Octave Lepinard ’19.5 described the highlights of his summer internship, from working for an expert on North Korean WMDs to locating uranium mines and doing interviews with the BBC.
This summer I was one of three Middlebury College students who was an undergraduate intern at the Center for Nonproliferation Studies (CNS) at the Middlebury Institute of International Studies in Monterey, Calif. This 10-week research program is led by Bill Potter, CNS’s founding director, and Masako Toki, CNS’s education project manager. The program is built to immerse roughly a dozen students in the world of nonproliferation through lectures and research projects.
A collection of lectures provided a broad overview of nonproliferation and the world of weapons of mass destruction (WMD), ranging from the details of the Iran nuclear deal to the physics of nuclear fission. Outside of the lectures, we were assigned to a CNS researcher working in a field similar to our area of interest, and we each helped our researcher with grants and projects. My supervisor was Melissa Hanham, an expert on North Korean WMDs and evaluation of new technologies’ potential, such as geospatial and satellite imagery analysis. On top of that, we had the opportunity to do independent research with the support of the top experts in that field. Independent research as well as research for a CNS expert can culminate in a publication or some sort of public display.
My case was somewhat unusual, as I study computer science and geology at Middlebury and therefore have very little experience with political science or other international relations issues. In recent years the program directors have worked to recruit and immerse STEM majors into internships at CNS. The lectures were fascinating, and the professors made efforts to include all the students.
I worked with Melissa and three other researchers at the Institute on multiple projects, helping them collect, process, and analyze satellite imagery. The first project was a website that crowdsourced analysis of satellite imagery to learn about potential areas of interest. Users selected a campaign that caught their attention and looked through the satellite imagery that we had selected. They could pin or label any object they found intriguing and leave a short description of what they thought it was. The goal was to harness the crowd’s random specializations to identify equipment, whose purpose we otherwise would not have known. I got to help design the user interface as well as pick and process the satellite imagery for the website.

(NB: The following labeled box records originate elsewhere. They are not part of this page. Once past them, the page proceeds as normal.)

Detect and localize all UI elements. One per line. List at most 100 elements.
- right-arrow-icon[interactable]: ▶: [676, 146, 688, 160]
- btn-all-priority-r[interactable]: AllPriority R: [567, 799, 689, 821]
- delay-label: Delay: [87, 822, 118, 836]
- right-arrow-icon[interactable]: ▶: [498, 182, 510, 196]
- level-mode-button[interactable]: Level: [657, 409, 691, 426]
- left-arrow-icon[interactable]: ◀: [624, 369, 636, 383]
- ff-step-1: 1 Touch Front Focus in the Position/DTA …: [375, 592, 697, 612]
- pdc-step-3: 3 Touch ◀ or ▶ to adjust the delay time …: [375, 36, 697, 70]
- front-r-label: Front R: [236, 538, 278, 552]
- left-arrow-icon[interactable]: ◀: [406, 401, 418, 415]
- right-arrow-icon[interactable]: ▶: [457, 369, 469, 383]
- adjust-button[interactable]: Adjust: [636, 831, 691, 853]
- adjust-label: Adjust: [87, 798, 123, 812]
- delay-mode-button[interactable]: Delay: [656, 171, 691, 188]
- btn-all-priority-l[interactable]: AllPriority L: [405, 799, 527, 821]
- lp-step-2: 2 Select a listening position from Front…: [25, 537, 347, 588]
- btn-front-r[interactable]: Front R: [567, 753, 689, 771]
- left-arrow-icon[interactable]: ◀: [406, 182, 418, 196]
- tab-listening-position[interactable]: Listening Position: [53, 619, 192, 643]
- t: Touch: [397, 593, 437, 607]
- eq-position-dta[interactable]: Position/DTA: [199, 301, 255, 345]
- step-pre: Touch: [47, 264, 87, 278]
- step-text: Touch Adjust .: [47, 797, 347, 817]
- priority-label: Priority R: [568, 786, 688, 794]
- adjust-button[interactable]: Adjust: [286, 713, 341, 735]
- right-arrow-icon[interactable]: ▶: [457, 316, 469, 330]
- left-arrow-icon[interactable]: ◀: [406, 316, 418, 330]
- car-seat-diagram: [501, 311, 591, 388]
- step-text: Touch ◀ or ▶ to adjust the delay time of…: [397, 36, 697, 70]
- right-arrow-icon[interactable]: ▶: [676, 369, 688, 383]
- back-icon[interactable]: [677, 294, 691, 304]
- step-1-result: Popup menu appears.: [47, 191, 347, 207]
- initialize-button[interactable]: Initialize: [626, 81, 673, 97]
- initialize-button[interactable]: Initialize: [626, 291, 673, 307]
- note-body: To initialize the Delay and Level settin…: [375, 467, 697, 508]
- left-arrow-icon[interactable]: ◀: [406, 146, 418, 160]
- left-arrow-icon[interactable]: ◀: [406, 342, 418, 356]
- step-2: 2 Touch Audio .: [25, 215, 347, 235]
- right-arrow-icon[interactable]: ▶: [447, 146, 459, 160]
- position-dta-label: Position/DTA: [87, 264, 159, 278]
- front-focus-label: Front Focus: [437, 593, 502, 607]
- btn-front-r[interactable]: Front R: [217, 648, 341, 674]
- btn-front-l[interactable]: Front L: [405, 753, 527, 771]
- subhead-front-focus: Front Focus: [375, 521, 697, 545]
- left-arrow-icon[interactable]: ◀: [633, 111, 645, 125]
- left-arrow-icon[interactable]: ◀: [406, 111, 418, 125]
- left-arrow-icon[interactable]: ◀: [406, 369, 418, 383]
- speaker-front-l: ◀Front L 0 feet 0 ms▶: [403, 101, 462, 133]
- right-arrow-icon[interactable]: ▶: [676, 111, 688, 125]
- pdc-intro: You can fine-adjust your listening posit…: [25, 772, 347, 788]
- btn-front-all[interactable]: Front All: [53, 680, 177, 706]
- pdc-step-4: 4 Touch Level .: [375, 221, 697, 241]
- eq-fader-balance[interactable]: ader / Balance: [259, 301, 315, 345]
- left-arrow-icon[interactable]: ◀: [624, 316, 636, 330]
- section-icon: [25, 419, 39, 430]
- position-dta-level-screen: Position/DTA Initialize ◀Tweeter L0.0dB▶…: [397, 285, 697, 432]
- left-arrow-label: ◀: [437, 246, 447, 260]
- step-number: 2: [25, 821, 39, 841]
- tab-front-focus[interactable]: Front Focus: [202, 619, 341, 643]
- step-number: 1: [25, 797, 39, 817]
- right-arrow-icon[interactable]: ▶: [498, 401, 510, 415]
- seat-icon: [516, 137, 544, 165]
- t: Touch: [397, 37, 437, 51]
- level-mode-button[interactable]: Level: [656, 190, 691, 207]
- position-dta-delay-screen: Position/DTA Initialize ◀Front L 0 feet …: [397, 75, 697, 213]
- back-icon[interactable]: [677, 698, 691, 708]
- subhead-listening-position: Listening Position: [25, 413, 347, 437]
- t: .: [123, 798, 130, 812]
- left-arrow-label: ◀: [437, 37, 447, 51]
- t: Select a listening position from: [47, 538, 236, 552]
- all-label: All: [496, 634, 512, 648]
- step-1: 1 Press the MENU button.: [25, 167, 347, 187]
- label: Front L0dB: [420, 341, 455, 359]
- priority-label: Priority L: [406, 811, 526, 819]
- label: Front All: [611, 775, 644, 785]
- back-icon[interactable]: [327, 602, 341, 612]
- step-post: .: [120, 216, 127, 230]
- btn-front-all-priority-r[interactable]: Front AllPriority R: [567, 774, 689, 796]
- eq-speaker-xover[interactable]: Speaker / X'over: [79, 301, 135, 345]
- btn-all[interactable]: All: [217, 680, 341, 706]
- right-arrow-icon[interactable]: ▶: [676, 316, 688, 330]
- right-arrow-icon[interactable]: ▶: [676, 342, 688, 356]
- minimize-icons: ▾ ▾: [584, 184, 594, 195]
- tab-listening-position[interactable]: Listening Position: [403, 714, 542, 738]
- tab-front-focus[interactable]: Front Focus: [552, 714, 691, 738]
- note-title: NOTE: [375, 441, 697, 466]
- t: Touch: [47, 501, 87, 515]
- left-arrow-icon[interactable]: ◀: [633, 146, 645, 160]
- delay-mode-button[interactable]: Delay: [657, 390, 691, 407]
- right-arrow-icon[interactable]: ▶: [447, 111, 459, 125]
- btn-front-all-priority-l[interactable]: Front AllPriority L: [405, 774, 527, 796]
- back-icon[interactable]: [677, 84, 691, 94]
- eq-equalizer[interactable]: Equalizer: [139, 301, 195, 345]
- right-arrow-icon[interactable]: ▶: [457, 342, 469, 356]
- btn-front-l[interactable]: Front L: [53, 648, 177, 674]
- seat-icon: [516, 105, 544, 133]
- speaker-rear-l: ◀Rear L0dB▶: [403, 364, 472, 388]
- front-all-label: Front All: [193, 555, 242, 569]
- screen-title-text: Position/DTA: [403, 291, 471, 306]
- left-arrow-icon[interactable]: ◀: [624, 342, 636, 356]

I worked on another project where we tried to use satellite imagery and hyperspectral imagery to locate and distinguish uranium mines from other mineral mines. Hyperspectral imagery is captured by a camera or satellite that takes hundreds of images at one time—each for a specific wavelength of light. We then can attribute certain colors to bands in order to visualize it as a colored satellite image. We did this by talking with mining experts to isolate the buildings that were unique to uranium mining and teaching ourselves how to identify them in aerial images. Hyperspectral imagery covers a broad range of color wavelengths while maintaining spectral detail. This allowed us to analyze and compare spectral signatures between different objects in the imagery. We worked to develop a general hyperspectral signature for uranium mines that would help us distinguish a mine that may potentially be converted for this use in the future.
My summer research culminated in writing sections for two research papers that will be published in the fall, as well as getting a couple of the images I picked and processed circulated through the news. I even did interviews with both BBC World News (see below) and BBC World Service (radio) to talk about the possible construction of two intercontinental ballistic missiles and the suspicious activity that we spotted at a facility outside of Sanumdong.